I think fast. A moment has passed since I last spoke. Why is it so easy for our kind to sink into these depths? Adam important or no? How to respond to Johnson?
I choose to dissemble. “Not for these purposes. He wasn’t one of us, and I’m really only interested in the votes. He would have recorded them faithfully enough, and time alone would have done for him by now so any conscious involvement he had is long forgiven.”
Johnson doesn’t appear to have noticed my lie and smiles wider than before showing a flash of those well cared for teeth. “I can tell you where the others ended up. That’s information I have.”
“Those of us who are still animate, are we still based in Paris?” I disliked the city intensely, but it had made sense as our centre at the time.
Another shake of the head followed by more tapping. “Scattered across Europe. The library is still there though.” A construct of light coalesces before me and I laugh in delight at the way it seems to hang in the air, projected from a crystal matrix.”
“That’s the catacombs”
“Yes. Turning to your original query as to the nature of this machine,” gestures to the device before him, “this is an information repository which I can interrogate and find you any answers you might wish to know...”
My mind lights up as the map rotates in pla
ce. “Any possibility that I could take a turn, Master Johnson, I believe I could pick up the basics of such a clever device very quickly given a chance?”
“Soon enough, Master Albrecht. There are protocols…”
“Ah yes. Protocols.” I can’t hide the sneer in my voice. Adam would have loved this place. He loved his rule books. “We can hardly move quickly can we?”
“I believe it’s my turn to ask a question, Master Albrecht.”
What a shame. I had hoped to get a little further along the road to enlightenment before we reached this place. “Oh, I think you’re asking a fair number, Master Johnson, though you hide them most prettily.”
Silence descends. The atmosphere loses it joviality seeping away in a moment.
Johnson wipes a bead of sweat away from his brow. “They keep these places too damn warm. It’s the secretarial staff in those woollen suits. Always complaining about the cold.”
I give him a sad smile as his eyes flicker towards the ice tub at his side. I have sharper teeth than him even when I’m not smiling and I do not feel like smiling now.

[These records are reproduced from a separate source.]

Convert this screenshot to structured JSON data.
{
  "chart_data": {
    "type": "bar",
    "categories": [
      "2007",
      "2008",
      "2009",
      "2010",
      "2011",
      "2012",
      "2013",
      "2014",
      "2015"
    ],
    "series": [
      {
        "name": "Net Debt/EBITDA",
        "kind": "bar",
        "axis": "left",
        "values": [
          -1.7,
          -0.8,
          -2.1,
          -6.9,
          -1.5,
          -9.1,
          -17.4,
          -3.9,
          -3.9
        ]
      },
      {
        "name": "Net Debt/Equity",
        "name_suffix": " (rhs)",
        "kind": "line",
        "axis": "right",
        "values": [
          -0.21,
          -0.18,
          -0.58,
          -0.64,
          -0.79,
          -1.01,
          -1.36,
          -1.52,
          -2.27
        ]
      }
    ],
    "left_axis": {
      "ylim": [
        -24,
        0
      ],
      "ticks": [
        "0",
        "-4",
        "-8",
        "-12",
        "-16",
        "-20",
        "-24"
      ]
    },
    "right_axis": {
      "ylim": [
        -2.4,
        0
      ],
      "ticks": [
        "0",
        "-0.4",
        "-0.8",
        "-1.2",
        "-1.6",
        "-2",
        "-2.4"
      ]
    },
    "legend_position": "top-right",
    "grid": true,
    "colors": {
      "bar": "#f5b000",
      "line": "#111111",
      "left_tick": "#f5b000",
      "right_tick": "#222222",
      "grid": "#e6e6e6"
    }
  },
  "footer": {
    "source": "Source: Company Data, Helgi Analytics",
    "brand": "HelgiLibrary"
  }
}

“Johnson, I hate to suggest this as I find you to be a civilised man, but I’m not sure we’re on the same page here. I have the feeling that you may not be quite who you claim to be.”
To his credit he takes the hint, if he hasn’t already picked up on it. “I think you may have a point there, Albrecht.” A hard-double tap on the table. “I warned them this was a waste of time. Your kind are arrogant, but not stupid. They wouldn’t listen though, political expediency and stupidity. Politicians are like cockroaches, they’re the one thing that survives the process and they like to remind us who’s in charge.”
“The one becomes the other, but much of the essence remains.”
He touches his forehead and looks at his fingers. “Was it the sweat?”
I sigh. No reason to hold back. I can hear the guards from the other side of the door behind me enter the room at some unseen signal, followed by others of their kind stalking down corridors, moving with purpose, they even run in a marching step.